The song changed, and with a little bow the other woman danced away, leaving an empty space that was filled immediately by a tall man with a fringy Mohawk and amazing biceps revealed by his black tank top. Splashed in white across the front of it was a rabbit with a skull face and the name of a band Simone had heard of but never listened to. In the black light overhead, his teeth gleamed very bright.
He didn’t grab her—that would have earned him a not-so-accidental kick to the shins or a jab to the side. Instead, he held out a hand almost formally, like an old-fashioned gentleman asking a lady for a waltz. The gesture was incongruous in this crowd of jerking, twisting, and grinding dancers, but it worked. Simone took his hand and let him twirl her. Again, the music changed, one song blurring into the next, and they both moved with it at the same time.
His lips moved, speaking words she couldn’t hear and didn’t care to interpret. Shaking her head, Simone indicated that she couldn’t understand him. With his hand still in hers, he tugged, bringing his mouth closer to her ear so she could hear his question.
“What’s your name?”
It was her usual practice never to give her real name to men she met in bars, but this time Simone didn’t even have to come up with the standard answer of “Mary” or “Susan.” Before she could say a word, a big hand had gripped the tall guy’s shoulder, half turning him. Elliott, with a smile that was all teeth, didn’t have to say a word. All he did was jerk his chin to the side, and the tall guy gave Simone a sheepish grimace and ducked out of the way.
“Thought you didn’t dance,” she shouted over the beat and throb of the music as Elliott pulled her into his arms.
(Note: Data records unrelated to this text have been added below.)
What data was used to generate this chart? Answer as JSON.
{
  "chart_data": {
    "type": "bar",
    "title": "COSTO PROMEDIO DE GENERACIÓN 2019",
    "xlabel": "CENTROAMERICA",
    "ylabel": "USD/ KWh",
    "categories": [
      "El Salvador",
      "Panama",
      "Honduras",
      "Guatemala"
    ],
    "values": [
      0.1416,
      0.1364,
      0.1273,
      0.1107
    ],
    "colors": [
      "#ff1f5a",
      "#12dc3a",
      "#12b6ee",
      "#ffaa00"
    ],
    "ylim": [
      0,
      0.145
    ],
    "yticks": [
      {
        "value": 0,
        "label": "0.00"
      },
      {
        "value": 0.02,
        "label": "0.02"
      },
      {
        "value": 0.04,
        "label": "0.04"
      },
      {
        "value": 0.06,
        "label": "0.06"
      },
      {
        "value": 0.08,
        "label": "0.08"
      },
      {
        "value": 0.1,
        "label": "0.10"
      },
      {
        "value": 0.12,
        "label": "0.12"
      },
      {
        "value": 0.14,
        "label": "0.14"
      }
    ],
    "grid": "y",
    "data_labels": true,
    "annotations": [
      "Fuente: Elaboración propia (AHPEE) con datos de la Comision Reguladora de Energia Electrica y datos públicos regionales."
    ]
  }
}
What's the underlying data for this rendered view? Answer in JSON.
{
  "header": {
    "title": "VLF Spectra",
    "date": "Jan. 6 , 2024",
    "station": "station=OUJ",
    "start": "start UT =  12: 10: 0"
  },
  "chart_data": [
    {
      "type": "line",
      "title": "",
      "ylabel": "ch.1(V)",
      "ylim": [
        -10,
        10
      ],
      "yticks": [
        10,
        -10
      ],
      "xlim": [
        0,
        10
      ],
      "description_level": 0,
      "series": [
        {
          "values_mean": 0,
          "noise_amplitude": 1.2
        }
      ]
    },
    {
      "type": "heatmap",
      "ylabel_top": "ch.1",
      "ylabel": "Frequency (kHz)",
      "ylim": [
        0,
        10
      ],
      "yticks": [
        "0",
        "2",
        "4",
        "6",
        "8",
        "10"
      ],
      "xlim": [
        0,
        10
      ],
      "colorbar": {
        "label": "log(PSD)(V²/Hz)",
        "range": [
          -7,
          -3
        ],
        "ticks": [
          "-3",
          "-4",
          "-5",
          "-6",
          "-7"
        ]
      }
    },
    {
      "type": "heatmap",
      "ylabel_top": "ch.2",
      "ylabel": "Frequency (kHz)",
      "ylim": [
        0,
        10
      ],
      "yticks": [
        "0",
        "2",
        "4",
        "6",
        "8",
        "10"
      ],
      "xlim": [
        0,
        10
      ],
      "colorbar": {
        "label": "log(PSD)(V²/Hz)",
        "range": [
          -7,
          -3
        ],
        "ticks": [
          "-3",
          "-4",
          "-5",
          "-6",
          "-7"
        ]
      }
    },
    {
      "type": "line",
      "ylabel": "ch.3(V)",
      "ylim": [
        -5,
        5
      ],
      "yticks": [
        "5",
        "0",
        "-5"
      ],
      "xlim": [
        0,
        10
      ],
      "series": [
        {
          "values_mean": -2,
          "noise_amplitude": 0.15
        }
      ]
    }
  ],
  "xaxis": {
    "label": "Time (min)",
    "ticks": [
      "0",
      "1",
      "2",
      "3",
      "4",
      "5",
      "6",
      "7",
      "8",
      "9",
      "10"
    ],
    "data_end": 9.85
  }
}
She’d expected a bob and weave. Maybe even a grinding pelvis against her, that was common enough. She ought to have known better from Elliott Anderson.
That man could dance.
One hand on her waist, the other taking her free hand, he led her into a pseudo jitterbug/waltz combination that kept them spinning until the other people on the dance floor cleared the way. Simone hadn’t done any formal dancing in years, though once upon a time she’d taken lessons every week. Elliott, however, knew how to lead, so that even a woman who hadn’t had any dance training might’ve been able to keep up with him—but he took it one better when he saw that Simone knew the steps. He raised his brows at her after a slightly more complicated combination of steps, and Simone, grinning, heart pounding, nodded.
“Let’s go,” she cried.
That’s when Elliott really began to dance.